On paper, the Amazon Kindle Fire appears to provide an exceptional value proposition for the consumer who is on a budget and cannot afford the iPad 2. There are, however, many unknowns that have yet to be determined that could impact the user’s experience. My experience with Amazon is that they under-promise and over-deliver. It’s been that way since their existence. I don’t think they are going to stop that given the importance of Kindle Fire to Amazon. I ordered mine within 5 minutes of the “doors” open up and I’ll hopefully have the answers to these questions above.

Patrick Moorhead

Patrick Moorhead was ranked the #1 technology industry analyst by Apollo Research for the U.S. and EMEA in May, 2013.. He is President and Principal Analyst of Moor Insights & Strategy, a high tech analyst firm focused on the ecosystem intersections of the phone, tablet, PC, TV, datacenter and cloud.

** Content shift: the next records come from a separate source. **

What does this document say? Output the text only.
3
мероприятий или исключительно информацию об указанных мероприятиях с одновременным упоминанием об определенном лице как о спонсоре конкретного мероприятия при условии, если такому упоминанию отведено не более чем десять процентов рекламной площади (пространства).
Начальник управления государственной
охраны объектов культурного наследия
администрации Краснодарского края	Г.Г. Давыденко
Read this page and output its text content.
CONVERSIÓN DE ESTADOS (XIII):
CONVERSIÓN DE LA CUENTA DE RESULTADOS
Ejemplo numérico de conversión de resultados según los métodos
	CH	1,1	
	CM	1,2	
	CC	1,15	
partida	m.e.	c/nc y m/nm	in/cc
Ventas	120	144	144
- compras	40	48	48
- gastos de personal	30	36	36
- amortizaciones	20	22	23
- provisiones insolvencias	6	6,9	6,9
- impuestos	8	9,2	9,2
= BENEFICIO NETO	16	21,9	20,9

Moorhead departed AMD in 2011 where he served as Corporate Vice President and Corporate Fellow in the strategy group. There, he developed long-term strategies for mobile computing devices and personal computers. In his 11 years at AMD he also led product management, business planning, product marketing, regional marketing, channel marketing, and corporate marketing. Moorhead worked at Compaq Computer Corp. during their run to the #1 market share leader position in personal computers. Moorhead also served as an executive at AltaVista E-commerce during their peak and pioneered cost per click e-commerce models.
  • Anonymous

    To answer one question, you can opt out of Silk and run the browser conventionally, though of course you lose the advantages of server-side rendering. I don;t think it is possible to automate this on a site-by-site basis.

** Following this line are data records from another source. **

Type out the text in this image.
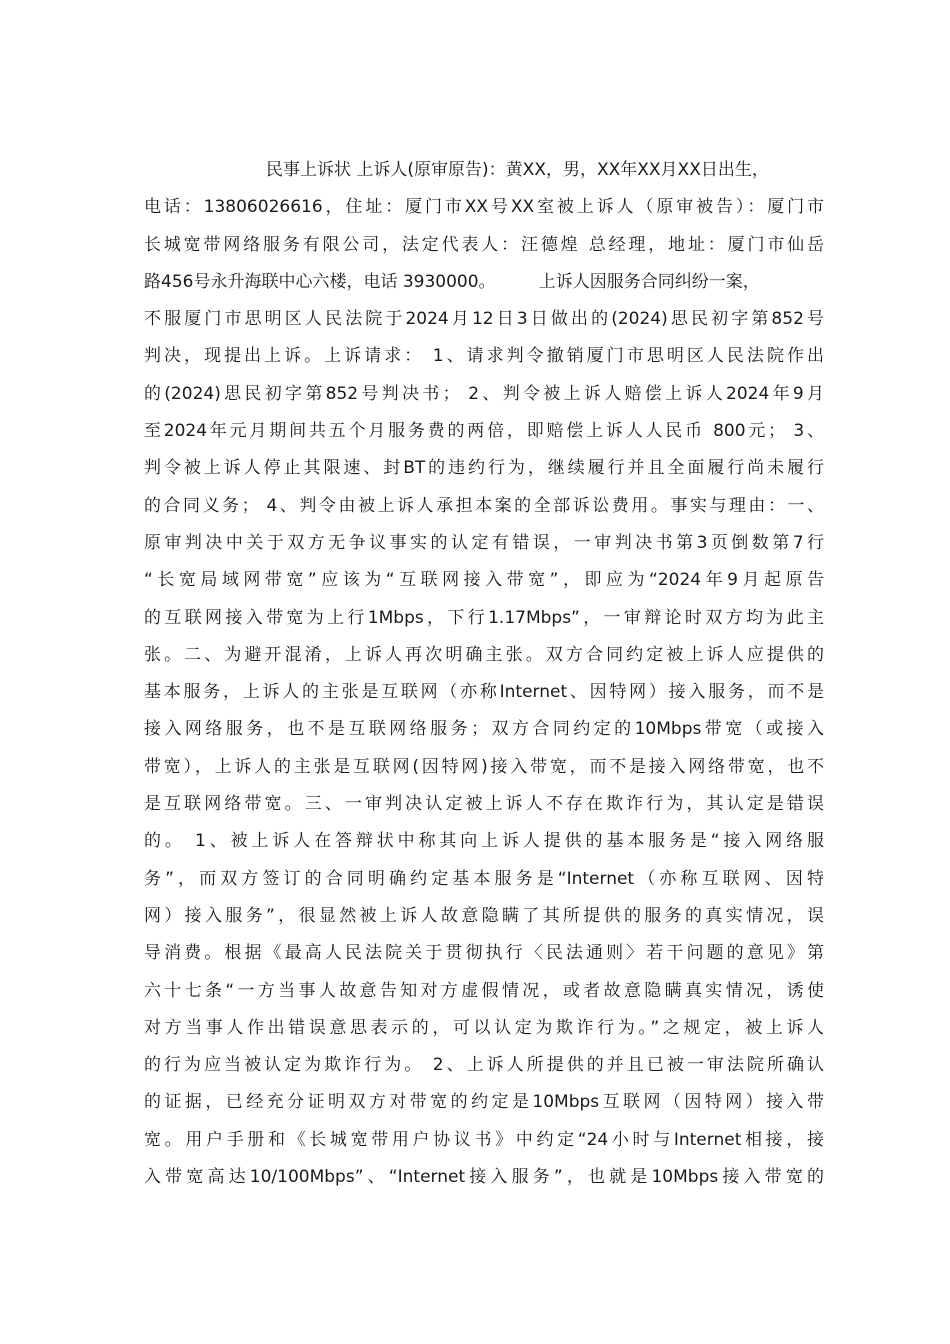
民事上诉状 上诉人(原审原告)：黄XX，男，XX年XX月XX日出生，
电话：13806026616，住址：厦门市XX号XX室被上诉人（原审被告）：厦门市
长城宽带网络服务有限公司，法定代表人：汪德煌 总经理，地址：厦门市仙岳
路456号永升海联中心六楼，电话 3930000。        上诉人因服务合同纠纷一案，
不服厦门市思明区人民法院于2024月12日3日做出的(2024)思民初字第852号
判决，现提出上诉。上诉请求： 1、请求判令撤销厦门市思明区人民法院作出
的(2024)思民初字第852号判决书； 2、判令被上诉人赔偿上诉人2024年9月
至2024年元月期间共五个月服务费的两倍，即赔偿上诉人人民币 800元； 3、
判令被上诉人停止其限速、封BT的违约行为，继续履行并且全面履行尚未履行
的合同义务； 4、判令由被上诉人承担本案的全部诉讼费用。事实与理由：一、
原审判决中关于双方无争议事实的认定有错误，一审判决书第3页倒数第7行
“长宽局域网带宽”应该为“互联网接入带宽”，即应为“2024年9月起原告
的互联网接入带宽为上行1Mbps，下行1.17Mbps”，一审辩论时双方均为此主
张。二、为避开混淆，上诉人再次明确主张。双方合同约定被上诉人应提供的
基本服务，上诉人的主张是互联网（亦称Internet、因特网）接入服务，而不是
接入网络服务，也不是互联网络服务；双方合同约定的10Mbps带宽（或接入
带宽），上诉人的主张是互联网(因特网)接入带宽，而不是接入网络带宽，也不
是互联网络带宽。三、一审判决认定被上诉人不存在欺诈行为，其认定是错误
的。 1、被上诉人在答辩状中称其向上诉人提供的基本服务是“接入网络服
务”，而双方签订的合同明确约定基本服务是“Internet（亦称互联网、因特
网）接入服务”，很显然被上诉人故意隐瞒了其所提供的服务的真实情况，误
导消费。根据《最高人民法院关于贯彻执行〈民法通则〉若干问题的意见》第
六十七条“一方当事人故意告知对方虚假情况，或者故意隐瞒真实情况，诱使
对方当事人作出错误意思表示的，可以认定为欺诈行为。”之规定，被上诉人
的行为应当被认定为欺诈行为。 2、上诉人所提供的并且已被一审法院所确认
的证据，已经充分证明双方对带宽的约定是10Mbps互联网（因特网）接入带
宽。用户手册和《长城宽带用户协议书》中约定“24小时与Internet相接，接
入带宽高达10/100Mbps”、“Internet接入服务”，也就是10Mbps接入带宽的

    Amazon says passwords to SSL/TSL sites will be handled on a direct browser-to-site connection (presumably a tunnel of some sort) but is vague on how this is accomplished.

    • Thanks, Steve. I hope they have a Silk toggle on/off switch. Cases where Silk
      A) down
      B) slow
      C) not rendering correctly
      D) not rendering the way you want (ie images)
      E) privacy

      • Yes. Amazon has said their is an option to revert to client-only browsing. Don’t know, however, how easy it will be to toggle on and off.

  • Rich

    Will Amazon allow upgrading of storage capacity on the Fire?

  • Anonymous

    Another answer (actually, discussion) re: pixelation.

    There ARE differences in display logic and technology that can make images look better or worse (e.g., the Super AMOLED PenTile tech that only had 2 colors at each “pixel”).

    But mostly, it’s a question of how many pixels are in front of you, because you’ll hold the device at a comfortable viewing distance. A 5″ screen at 1024X768 held at 10″ from your eyes should look nearly identical to a 10″ screen with the same resolution, held at 20″ from your eyes. Each pixel will take up the same fraction of your visual field.

    The Fire’s 1024X600 format is fine for movies, needing only a little bit of letterboxing or trimming, and ought to be fine for reading, too. I imagine that the big issue will be that most people like to see movies as a social event, and the 6″ X 3.5″ screen just won’t work for that.